On Sunday the New York Times ran a print piece—I mean I assume I can find it online (I did.)—about CBS chooses which American football matches to air in the country’s markets. It is a wee bit complicated. And if you can find it, you should read it. The process is fascinating.
But I want to quickly talk about the design of the thing. Remember how I said a map caught my attention. That was pretty important, because the map was not the largest part of the article. Instead that went to a nice big photo. But the information designer I am, well, my eyes went straight to the map below that.
There is nothing too special about the map in particular. It is a choropleth where media markets are coloured by the game being aired yesterday. (The piece explains the blackout rules that changed a few years ago from what I remember growing up.)
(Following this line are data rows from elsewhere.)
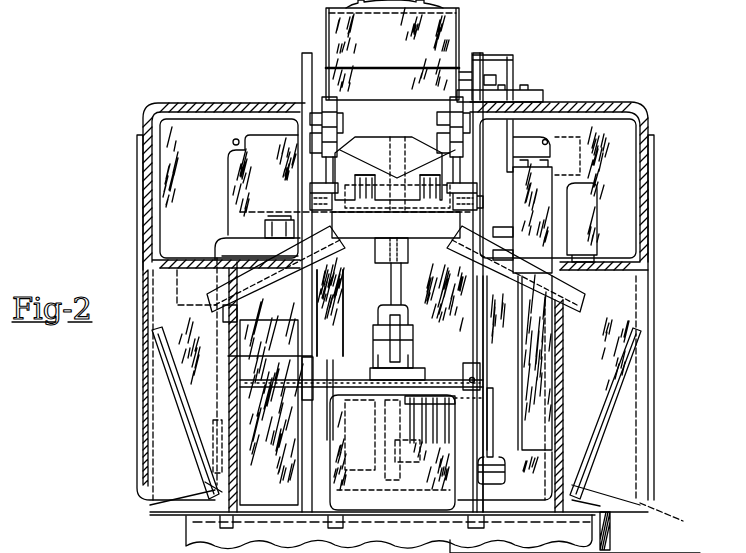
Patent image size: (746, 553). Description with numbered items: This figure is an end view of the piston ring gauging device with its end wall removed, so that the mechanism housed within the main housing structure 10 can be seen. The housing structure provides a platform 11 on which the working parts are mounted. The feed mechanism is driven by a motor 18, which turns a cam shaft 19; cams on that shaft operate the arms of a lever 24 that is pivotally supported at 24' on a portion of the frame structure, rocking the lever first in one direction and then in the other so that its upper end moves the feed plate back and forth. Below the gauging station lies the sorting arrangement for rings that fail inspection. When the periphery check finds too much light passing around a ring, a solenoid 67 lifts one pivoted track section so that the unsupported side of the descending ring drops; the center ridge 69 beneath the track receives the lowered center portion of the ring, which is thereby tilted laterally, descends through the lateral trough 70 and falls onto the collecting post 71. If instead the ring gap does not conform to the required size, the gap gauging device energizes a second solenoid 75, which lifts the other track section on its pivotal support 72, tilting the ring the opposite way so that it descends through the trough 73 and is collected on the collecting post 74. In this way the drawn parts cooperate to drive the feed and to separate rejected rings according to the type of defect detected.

The main housing structure 10 is at (148, 492).
The platform 11 is at (588, 101).
The motor 18 is at (226, 240).
The cam shaft 19 is at (495, 418).
The lever 24 is at (514, 393).
The pivotal support of lever 24' is at (361, 331).
The solenoid 67 is at (337, 138).
The center ridge 69 is at (402, 170).
The lateral trough 70 is at (286, 286).
The collecting post 71 is at (186, 382).
The pivotal support 72 is at (310, 208).
The trough 73 is at (474, 270).
The collecting post 74 is at (600, 438).
The solenoid 75 is at (444, 140).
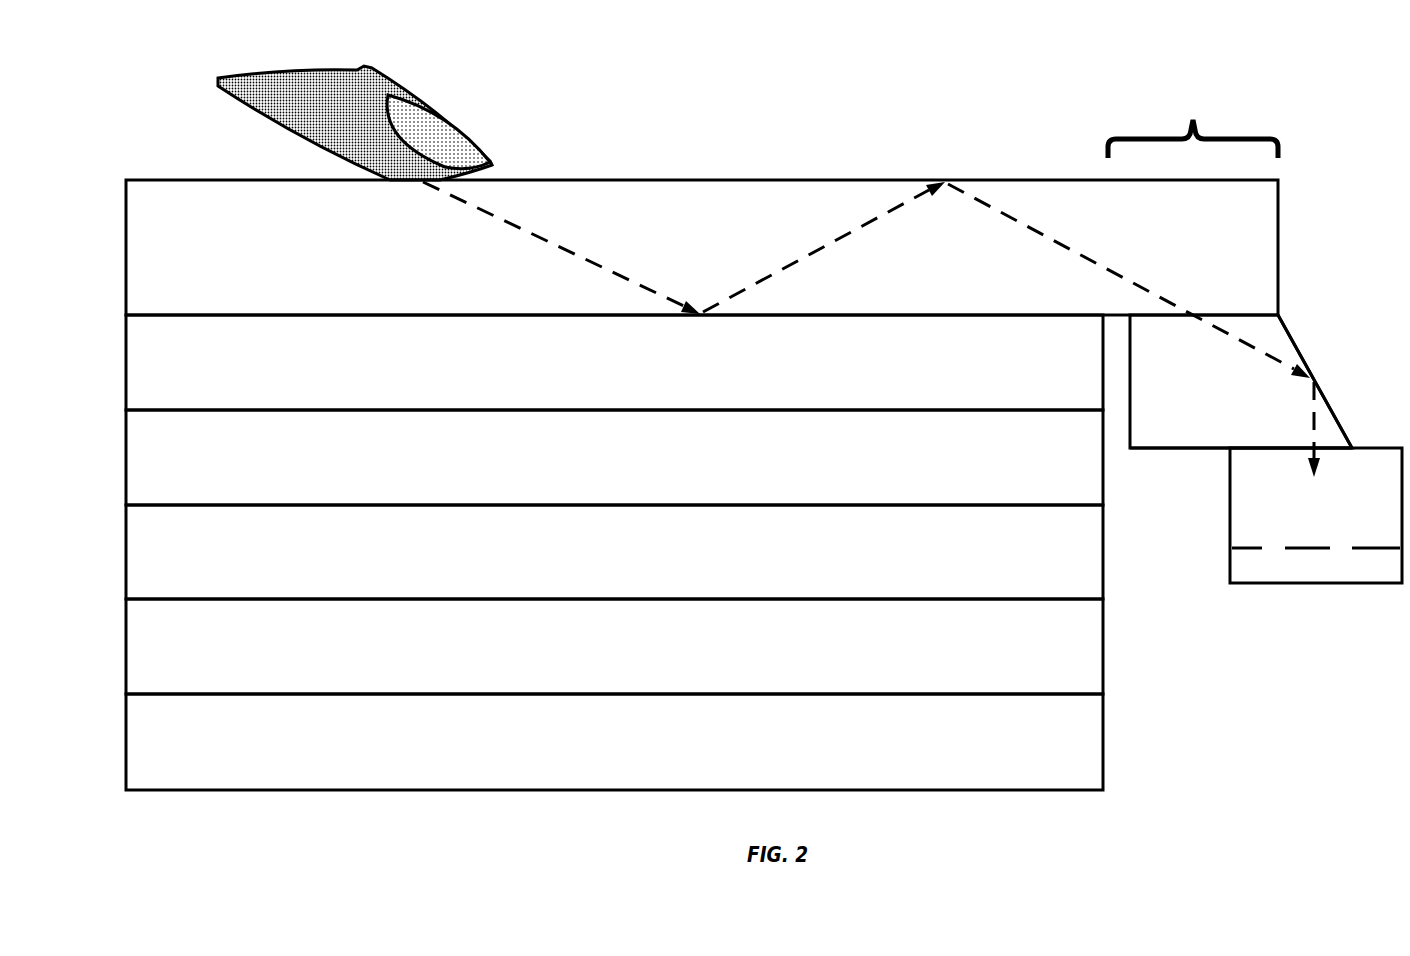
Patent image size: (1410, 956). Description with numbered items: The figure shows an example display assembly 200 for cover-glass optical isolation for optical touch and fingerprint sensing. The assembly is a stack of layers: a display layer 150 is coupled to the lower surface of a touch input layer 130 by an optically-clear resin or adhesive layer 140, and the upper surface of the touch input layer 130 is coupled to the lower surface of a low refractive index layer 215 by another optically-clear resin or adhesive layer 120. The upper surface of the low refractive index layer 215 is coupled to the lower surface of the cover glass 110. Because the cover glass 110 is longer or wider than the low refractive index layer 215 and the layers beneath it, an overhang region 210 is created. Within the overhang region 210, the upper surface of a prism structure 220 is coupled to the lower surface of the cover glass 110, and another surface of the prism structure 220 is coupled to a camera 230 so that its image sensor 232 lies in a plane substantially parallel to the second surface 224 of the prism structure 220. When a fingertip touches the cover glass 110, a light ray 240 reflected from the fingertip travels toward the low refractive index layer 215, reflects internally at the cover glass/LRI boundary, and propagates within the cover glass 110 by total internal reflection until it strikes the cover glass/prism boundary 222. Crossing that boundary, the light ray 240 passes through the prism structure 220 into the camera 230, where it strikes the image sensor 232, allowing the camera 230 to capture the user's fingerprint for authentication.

The display assembly 200 is at (148, 141).
The cover glass layer 110 is at (719, 287).
The low refractive index layer 215 is at (632, 402).
The optically-clear resin or optically-clear adhesive layer 120 is at (632, 497).
The touch input layer 130 is at (632, 592).
The optically-clear resin or optically-clear adhesive layer 140 is at (632, 686).
The display layer 150 is at (632, 781).
The overhang region 210 is at (1193, 109).
The prism structure 220 is at (1220, 436).
The cover glass/prism boundary 222 is at (1287, 315).
The second surface of the prism structure 224 is at (1200, 452).
The camera 230 is at (1333, 534).
The image sensor 232 is at (1333, 577).
The light ray 240 is at (551, 235).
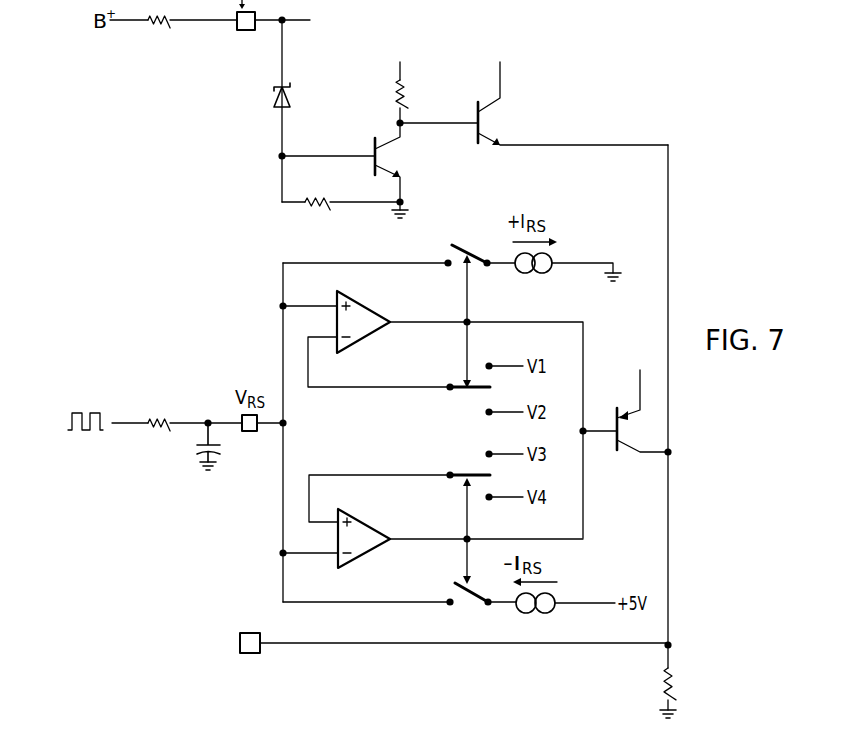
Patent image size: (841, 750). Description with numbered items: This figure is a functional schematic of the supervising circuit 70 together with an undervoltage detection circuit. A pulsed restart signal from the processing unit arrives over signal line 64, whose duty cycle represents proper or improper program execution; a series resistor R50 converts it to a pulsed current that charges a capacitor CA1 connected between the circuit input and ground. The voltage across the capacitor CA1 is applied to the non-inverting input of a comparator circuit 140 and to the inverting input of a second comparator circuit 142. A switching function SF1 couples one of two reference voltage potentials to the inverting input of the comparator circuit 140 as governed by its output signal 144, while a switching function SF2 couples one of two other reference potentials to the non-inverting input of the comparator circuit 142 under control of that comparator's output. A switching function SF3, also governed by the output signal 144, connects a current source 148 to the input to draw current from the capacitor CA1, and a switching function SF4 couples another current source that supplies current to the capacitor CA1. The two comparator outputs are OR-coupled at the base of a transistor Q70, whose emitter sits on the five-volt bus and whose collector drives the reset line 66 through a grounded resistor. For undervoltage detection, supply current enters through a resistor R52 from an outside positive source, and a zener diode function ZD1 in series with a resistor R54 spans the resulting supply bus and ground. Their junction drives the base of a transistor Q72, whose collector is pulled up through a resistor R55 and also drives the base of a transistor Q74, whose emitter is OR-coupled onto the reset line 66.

The signal line 64 is at (134, 421).
The reset line 66 is at (420, 636).
The supervising circuit 70 is at (368, 441).
The comparator circuit 140 is at (362, 300).
The comparator circuit 142 is at (350, 514).
The output signal 144 is at (527, 320).
The current source 148 is at (550, 258).
The resistor R52 is at (171, 36).
The resistor R54 is at (318, 208).
The resistor R55 is at (393, 95).
The resistor R50 is at (167, 395).
The zener diode function ZD1 is at (296, 95).
The transistor Q72 is at (387, 133).
The transistor Q74 is at (490, 96).
The transistor Q70 is at (627, 402).
The capacitor CA1 is at (197, 448).
The switching function SF1 is at (454, 382).
The switching function SF2 is at (460, 470).
The switching function SF3 is at (442, 246).
The switching function SF4 is at (461, 605).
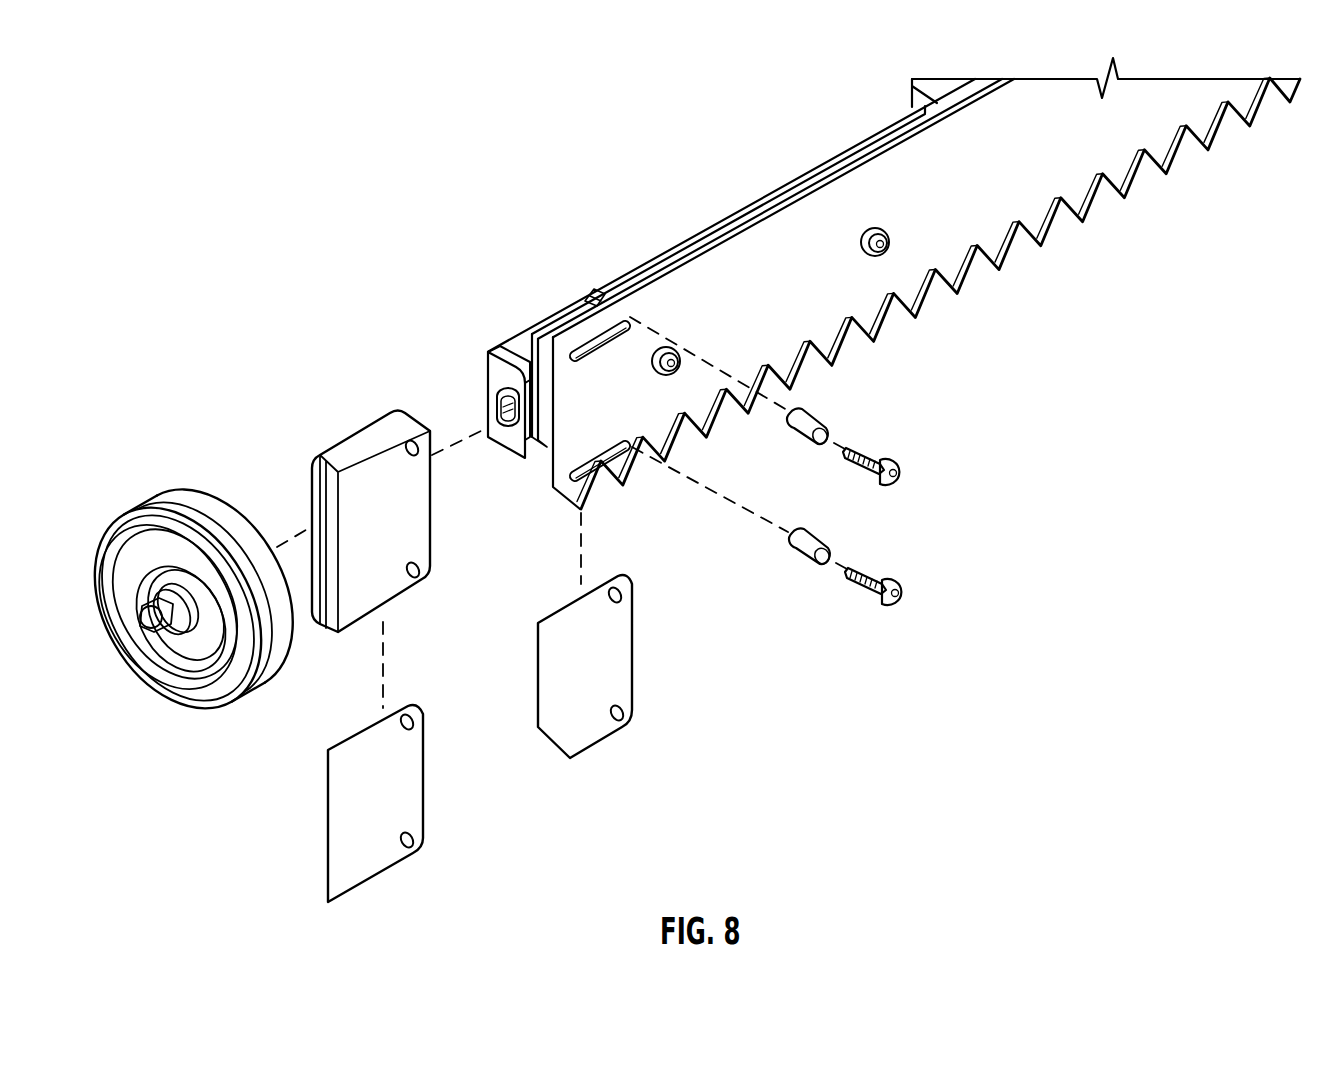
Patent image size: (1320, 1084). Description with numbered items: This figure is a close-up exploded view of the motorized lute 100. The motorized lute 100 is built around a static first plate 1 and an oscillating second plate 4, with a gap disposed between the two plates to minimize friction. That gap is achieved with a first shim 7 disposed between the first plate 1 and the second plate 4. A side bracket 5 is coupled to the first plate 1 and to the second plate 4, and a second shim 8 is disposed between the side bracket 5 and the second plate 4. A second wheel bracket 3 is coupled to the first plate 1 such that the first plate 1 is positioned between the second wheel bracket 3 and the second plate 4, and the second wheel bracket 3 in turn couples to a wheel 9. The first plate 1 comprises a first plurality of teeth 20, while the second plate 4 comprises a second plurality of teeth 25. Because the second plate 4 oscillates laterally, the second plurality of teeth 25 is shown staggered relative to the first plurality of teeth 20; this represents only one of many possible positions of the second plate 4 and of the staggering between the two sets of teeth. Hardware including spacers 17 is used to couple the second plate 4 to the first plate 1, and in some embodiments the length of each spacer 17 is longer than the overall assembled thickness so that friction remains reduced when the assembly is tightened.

The motorized lute 100 is at (310, 219).
The first plate 1 is at (708, 236).
The second wheel bracket 3 is at (517, 358).
The second plate 4 is at (814, 238).
The side bracket 5 is at (363, 433).
The first shim 7 is at (618, 662).
The second shim 8 is at (410, 790).
The wheel 9 is at (190, 497).
The spacers 17 is at (810, 419).
The first plurality of teeth 20 is at (968, 271).
The second plurality of teeth 25 is at (1168, 168).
But then on the inside, the article takes up another page, this time fully. It runs maps down the side to highlight the matches and scenarios the author discusses, reusing the same map as above, but because this is an interior page, in black and white. It probably looks even better online as they likely kept the colour. (They did. But the maps are smaller.)
Overall, I really enjoyed the piece and the maps and visuals not only drew me into the piece, but helped contextualise the story.
Credit for the piece goes to Kevin Draper.